Dan Brown has a lot to answer for, and like so many books in this genre, The Genesis Secret by Tom Knox opens with the discovery of an extremely violent and bloody ritualistic murder.  It almost seems that the authors are in some kind of competition to see who can think up the most revolting, slow and painful way to die.  So, you have been warned, this is not a novel for the squeamish.  Or you can do what I do, which is skim read the really nasty bits and try not to miss anything important to the story.

So here we go.  The Genesis Secret opens with the discovery of an extremely bizarre. ritualistic murder in Benjamin Franklin's house in London, which is now a museum.  It looks as though the caretaker disturbed a group of burglars digging in the cellar; but why the extreme violence? DCI Forrester has never seen a case like this, and it soon escalates as another body is found in the Isle Of Man that has been ritually murdered.
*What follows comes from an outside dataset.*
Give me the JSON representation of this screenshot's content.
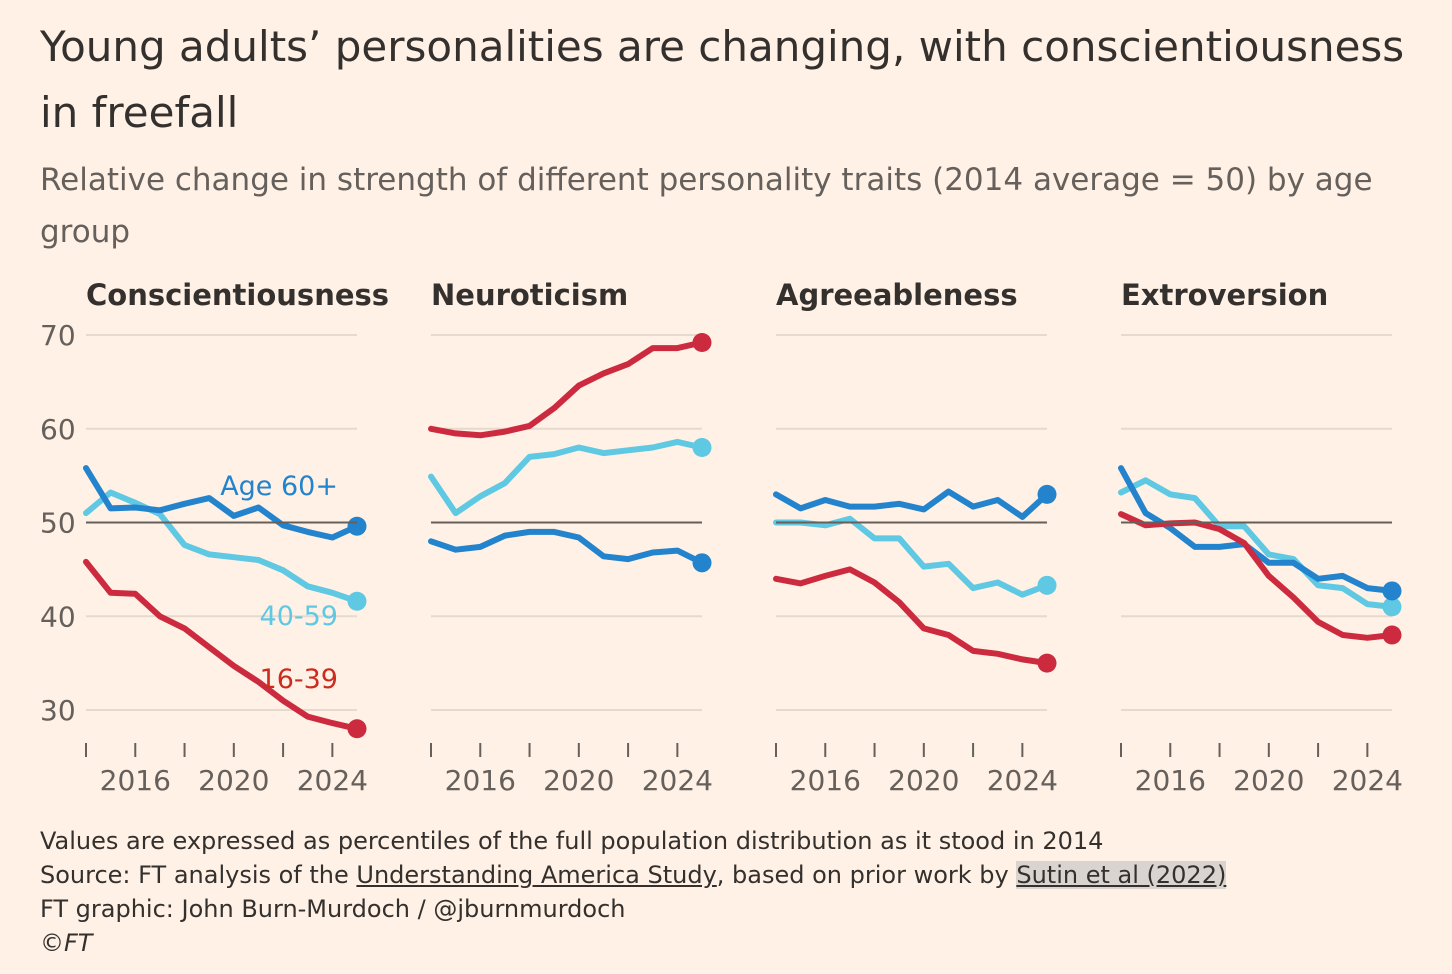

Meanwhile Rob Luttrell is sent to the arid wastelands of Turkey to write an archaeological piece on a mysterious site called Gobekli Tepe, the oldest temple ever excavated.  Gobekli Tepe is a haunted place, a massive stone temple that had been deliberately buried in tons of earth 8,000 years ago.  The question is why? As Luttrell digs a bit deeper to get a more interesting story, he becomes aware of tensions between the Kurdish workers and the archaeologists. Also the leader of the dig has been behaving oddly, digging alone in the middle of the night, keeping secrets from his staff.  When Breitner is killed in what could just be a nast accident or maybe murder, Luttrell joins forces with Christine, an attractive French archaeologist, to find out what secrets Breitner has been keeping that people considered important enough to kill for.

As the strange, ritual killings continue in England it becomes clear that the killers are looking for something. The life of Luttrell and his loved ones and the highly intelligent, but psychotic, leader of the gang become enmeshed after Luttrell publishes a piece in the paper on his amazing experiences and finding in Kurdistan.  Luttrell has uncovered a secret that the gang want to remain buried forever, and don't mind what they have to do to achieve their goal. The question is can Luttrell move quickly enough to protect Christine and his daughter from suffering the same fate as the gang's other victims. Can he get to the bottom of what has remained a secret for thousands of years? Leaving the police behind he returns to Turkey, following his own instincts and leads, but can he do enough to save his daughter and keep himself and Christine alive?

As to what to have for lunch when reading this book, you might find it best to read on an empty stomach.  Have a large glass of water handy or maybe a small glass of brandy.  The Genesis Secret is a good, pacy thriller, with lots of interesting historical facts thrown in.  But there are some very nasty murders, so to be avoided if you have a very vivid imagination!